Back home, the Guderians and Fackenthalls, of Stanwood, were following these projects with interest. In 2003, these two families went to help, taking with them medical and dental expertise along with as many supplies as the airlines would permit.

As they treated illnesses, fixed teeth and taught hygiene, they became increasingly aware that many of the medical issues were related to unsanitary water. The locals were surrounded by ocean salt water, but their only sources of drinking water were stagnant streams or shallow holes dug for bathing, washing clothes and sharing with livestock.

Since that first trip, Christ the King Church, of Arlington, has become a primary partner in the project. Every year, during spring break, a team travels to Panama. Builders install water systems, medical and dental professionals treat patients, and young people assist in construction and interact with the local children.

A 21-year-old machinist who went on the 2007 trip, Tim Powers said it was a life changing trip. 

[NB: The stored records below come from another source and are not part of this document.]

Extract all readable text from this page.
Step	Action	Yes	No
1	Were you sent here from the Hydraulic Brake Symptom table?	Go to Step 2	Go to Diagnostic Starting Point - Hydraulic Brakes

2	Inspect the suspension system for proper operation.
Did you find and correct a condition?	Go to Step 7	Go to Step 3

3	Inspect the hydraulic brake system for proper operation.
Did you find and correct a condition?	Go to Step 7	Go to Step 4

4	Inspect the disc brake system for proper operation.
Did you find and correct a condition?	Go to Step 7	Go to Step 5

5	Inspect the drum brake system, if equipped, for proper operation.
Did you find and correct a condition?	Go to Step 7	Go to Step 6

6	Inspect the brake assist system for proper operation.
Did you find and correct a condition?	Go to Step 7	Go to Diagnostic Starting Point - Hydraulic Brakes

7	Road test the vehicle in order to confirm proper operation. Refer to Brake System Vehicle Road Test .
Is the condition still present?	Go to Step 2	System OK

“I had never been to a developing country where people live in little shacks. I feel like even though I went there to serve, everything about the experience impacted me,” Powers said.

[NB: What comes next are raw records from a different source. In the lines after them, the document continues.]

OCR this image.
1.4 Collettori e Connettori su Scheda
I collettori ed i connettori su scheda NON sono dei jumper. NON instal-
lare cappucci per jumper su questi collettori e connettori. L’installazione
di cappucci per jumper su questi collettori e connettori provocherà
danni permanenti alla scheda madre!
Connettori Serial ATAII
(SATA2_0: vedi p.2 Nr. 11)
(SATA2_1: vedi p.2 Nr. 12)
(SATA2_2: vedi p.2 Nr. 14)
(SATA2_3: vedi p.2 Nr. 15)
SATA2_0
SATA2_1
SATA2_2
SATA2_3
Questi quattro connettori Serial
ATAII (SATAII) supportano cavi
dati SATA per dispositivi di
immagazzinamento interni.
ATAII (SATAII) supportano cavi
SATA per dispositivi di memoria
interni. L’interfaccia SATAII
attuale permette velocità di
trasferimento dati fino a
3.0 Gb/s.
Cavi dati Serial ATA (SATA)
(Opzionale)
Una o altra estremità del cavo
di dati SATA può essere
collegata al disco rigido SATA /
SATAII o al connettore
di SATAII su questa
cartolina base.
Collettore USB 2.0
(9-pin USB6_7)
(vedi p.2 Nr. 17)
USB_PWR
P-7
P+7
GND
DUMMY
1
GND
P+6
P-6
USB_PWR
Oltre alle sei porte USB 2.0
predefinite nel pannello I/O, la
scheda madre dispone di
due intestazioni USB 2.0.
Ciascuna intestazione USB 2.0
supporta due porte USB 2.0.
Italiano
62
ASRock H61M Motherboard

His sister, 18-year-old Catherine Powers participated in both the 2008 and 2009 programs. Now a student at Everett Community College, she thought it would be fun to do face painting and play games with the kids, but in the end she learned the good feeling of helping people.

“It was really awesome to help people there by cleaning their teeth and installing water systems,” said Catherine Powers.

A freshman at Arlington High School, Abigail Schranck went for the second time this year. Despite bug bites, sunburn and sleeping under mosquito netting in rustic accommodations, she still wants to go back.

“I love the local native people, especially the children. The hard work was worth the adventure,” Schranck said.

During the March ‘09 trip, six water-catching systems were installed to serve more than 100 people. 

Now, Christ the King Church in Arlington, which meets 10 a.m. Sundays at President Elementary School, is looking for more help in preparation for yet another trip next spring, and Pastor Rick Schranck is gearing up.

“It means so much to know you are doing something to improve the lives of others,” Rick Schranck said.

Even more amazing to the pastor is the effect the project has had on his church community.

“We’re just a small independent church and yet our people have given so much to support this project,” he said.

Many team members have returned for multiple trips; others are providing scholarships for the children of Panama; and then there are those who are raising funds to purchase more water tanks.

Arlington dentist Dr. Al Erickson plans to be a part of the 2010 group.

He has volunteered locally with the mobile dental clinics of Medical Teams International, a partner that provides medical supplies for the Panama team. This will be his first overseas project.

“I’ve always wanted to do something like this but I am not very adventurous,” Dr. Erickson said to team leader, Aleph Fackenthall.

“I need guys like you and Dr. Guderian to take the lead.”

Anyone interested in learning more should go to the Web site at or watch for them in Arlington’s Grand Parade on the Fourth of July.

“We’ll be passing out fresh drinking water and brochures about the project,” Eleanor Guderian said.